Las píldoras para adelgazar siempre estuvieron de moda, pero hoy en día ante el estereotipo propulsado por la sociedad se hacen más relevantes en la mayoría de las jóvenes, sobre todo cuando una dieta y el ejercicio físico como un combo importante para bajar de peso no logra resultar tan efectivo como se esperaba, pues hacer una dieta para adelgazar implica perseverancia y mucha paciencia, pues del mismo modo que se han ganado esos kilos demás se van a lograr perder.

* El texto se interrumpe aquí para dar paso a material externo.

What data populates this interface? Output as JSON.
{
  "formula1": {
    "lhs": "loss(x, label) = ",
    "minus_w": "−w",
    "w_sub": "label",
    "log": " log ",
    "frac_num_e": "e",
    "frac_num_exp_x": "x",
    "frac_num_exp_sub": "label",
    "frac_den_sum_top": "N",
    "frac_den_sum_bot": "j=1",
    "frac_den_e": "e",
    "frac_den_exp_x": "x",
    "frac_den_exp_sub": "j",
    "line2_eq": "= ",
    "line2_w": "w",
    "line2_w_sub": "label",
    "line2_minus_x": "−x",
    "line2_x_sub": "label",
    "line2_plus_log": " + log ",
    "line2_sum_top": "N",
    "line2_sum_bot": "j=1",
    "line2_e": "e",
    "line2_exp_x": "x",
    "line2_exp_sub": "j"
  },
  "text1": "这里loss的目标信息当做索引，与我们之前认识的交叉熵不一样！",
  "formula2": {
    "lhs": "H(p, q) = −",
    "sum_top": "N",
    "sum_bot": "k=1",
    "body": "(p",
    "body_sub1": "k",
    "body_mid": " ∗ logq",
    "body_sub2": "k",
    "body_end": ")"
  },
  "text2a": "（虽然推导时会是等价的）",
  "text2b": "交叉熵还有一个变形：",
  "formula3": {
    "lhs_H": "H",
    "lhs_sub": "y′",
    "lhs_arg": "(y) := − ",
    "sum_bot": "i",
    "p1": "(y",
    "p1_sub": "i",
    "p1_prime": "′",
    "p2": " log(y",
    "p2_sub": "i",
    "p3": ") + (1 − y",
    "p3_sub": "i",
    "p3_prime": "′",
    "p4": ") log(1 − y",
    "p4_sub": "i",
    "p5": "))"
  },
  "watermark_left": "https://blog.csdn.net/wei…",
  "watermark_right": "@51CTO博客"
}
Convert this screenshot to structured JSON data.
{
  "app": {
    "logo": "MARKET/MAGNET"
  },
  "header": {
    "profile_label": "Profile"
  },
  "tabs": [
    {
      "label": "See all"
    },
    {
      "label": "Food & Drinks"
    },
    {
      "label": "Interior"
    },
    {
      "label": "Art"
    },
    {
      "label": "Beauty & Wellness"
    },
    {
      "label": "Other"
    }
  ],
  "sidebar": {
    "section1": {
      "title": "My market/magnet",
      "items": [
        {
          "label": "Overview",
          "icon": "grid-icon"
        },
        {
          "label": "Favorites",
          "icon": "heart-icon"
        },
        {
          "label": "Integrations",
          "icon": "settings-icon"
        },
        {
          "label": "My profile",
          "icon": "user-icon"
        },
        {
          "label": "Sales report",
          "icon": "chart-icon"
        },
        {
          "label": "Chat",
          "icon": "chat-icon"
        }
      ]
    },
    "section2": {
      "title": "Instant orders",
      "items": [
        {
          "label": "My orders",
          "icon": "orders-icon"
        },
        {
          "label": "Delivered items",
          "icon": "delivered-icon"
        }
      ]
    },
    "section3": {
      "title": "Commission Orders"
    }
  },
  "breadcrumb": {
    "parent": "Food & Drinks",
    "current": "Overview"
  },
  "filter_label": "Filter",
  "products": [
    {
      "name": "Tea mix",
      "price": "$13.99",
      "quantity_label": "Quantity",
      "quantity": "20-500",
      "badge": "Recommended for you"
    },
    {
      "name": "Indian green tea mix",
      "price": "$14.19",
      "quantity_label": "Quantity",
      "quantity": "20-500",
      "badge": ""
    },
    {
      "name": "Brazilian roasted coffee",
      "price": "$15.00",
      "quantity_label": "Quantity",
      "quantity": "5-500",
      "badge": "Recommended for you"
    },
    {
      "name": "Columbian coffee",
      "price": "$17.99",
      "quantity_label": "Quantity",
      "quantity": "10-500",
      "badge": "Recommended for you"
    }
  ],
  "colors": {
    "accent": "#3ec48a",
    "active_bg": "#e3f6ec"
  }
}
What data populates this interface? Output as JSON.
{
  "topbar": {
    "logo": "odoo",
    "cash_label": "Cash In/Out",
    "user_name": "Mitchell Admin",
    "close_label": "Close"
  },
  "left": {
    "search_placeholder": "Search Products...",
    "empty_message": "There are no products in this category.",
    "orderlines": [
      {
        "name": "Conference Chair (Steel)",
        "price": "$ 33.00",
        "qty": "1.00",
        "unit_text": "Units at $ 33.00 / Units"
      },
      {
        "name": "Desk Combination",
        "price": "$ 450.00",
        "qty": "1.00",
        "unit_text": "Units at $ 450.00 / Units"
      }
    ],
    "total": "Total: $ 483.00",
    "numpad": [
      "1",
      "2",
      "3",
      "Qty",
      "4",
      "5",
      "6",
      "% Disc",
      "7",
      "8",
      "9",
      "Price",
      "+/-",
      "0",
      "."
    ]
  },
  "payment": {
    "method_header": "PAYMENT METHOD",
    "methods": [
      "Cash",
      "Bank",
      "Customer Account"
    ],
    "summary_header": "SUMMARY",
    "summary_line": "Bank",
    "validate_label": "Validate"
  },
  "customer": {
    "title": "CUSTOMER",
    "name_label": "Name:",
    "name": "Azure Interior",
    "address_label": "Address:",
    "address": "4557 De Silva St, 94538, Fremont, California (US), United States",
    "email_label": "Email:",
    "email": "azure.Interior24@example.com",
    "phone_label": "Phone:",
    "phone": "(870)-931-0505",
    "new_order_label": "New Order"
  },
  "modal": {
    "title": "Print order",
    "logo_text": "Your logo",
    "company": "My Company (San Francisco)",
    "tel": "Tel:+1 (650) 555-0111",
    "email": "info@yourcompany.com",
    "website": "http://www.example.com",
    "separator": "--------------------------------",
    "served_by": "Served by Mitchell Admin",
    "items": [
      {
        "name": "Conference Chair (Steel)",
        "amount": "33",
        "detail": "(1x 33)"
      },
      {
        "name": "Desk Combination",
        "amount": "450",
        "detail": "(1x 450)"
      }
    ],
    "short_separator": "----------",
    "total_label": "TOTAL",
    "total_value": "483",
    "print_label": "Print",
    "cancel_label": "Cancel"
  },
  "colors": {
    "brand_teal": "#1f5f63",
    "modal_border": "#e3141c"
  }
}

Pero ante la necesidad urgente de verse reflejada en el espejo con la silueta deseada de inmediato hace que las jóvenes ingieran pastillas para adelgazar. Esta urgencia en parte es culpa de la promesa de las dietas rápidas, pues todas ellas permiten bajar 3, 4, 5 hasta 10 kilos en pocas semanas o un kilo por día. Cualquier persona sensata puede darse cuenta que esta promesa si bien puede ser verdadera va a conllevar peligros obvios de un rebote en el peso, nadie puede perder sanamente u kilo por día, salvo que se trate de un pérdida de líquido acumulado, pero cuando se necesita perder peso es necesario perder grasa, lo cual no se va a lograr.En definitiva ante la imposibilidad de bajar de peso sanamente la mayoría recurre las pastillas para adelgazar, entonces nos hacemos la pregunta obvia:
¿Las píldoras para adelgazar benefician o perjudican? Ya dijimos que el primer beneficio visualizable es una reducción de peso, el cual era el objetivo principal, pero después d ello y con el paso del tiempo surgen muchos perjuicios, En principio se puede citar que estas pastillas actúan sobre el metabolismo, por lo cual al alterarlo se corre el riesgo de no poder nivelarlo por el resto de la vida y como puede surgir el efecto rebote, se puede obtener un sobre peso imposible de quitarlo. Por otro lado la mayoría de estas píldoras contienen anfetaminas, una sustancia que puede perjudicar altamente el sistema cardíaco.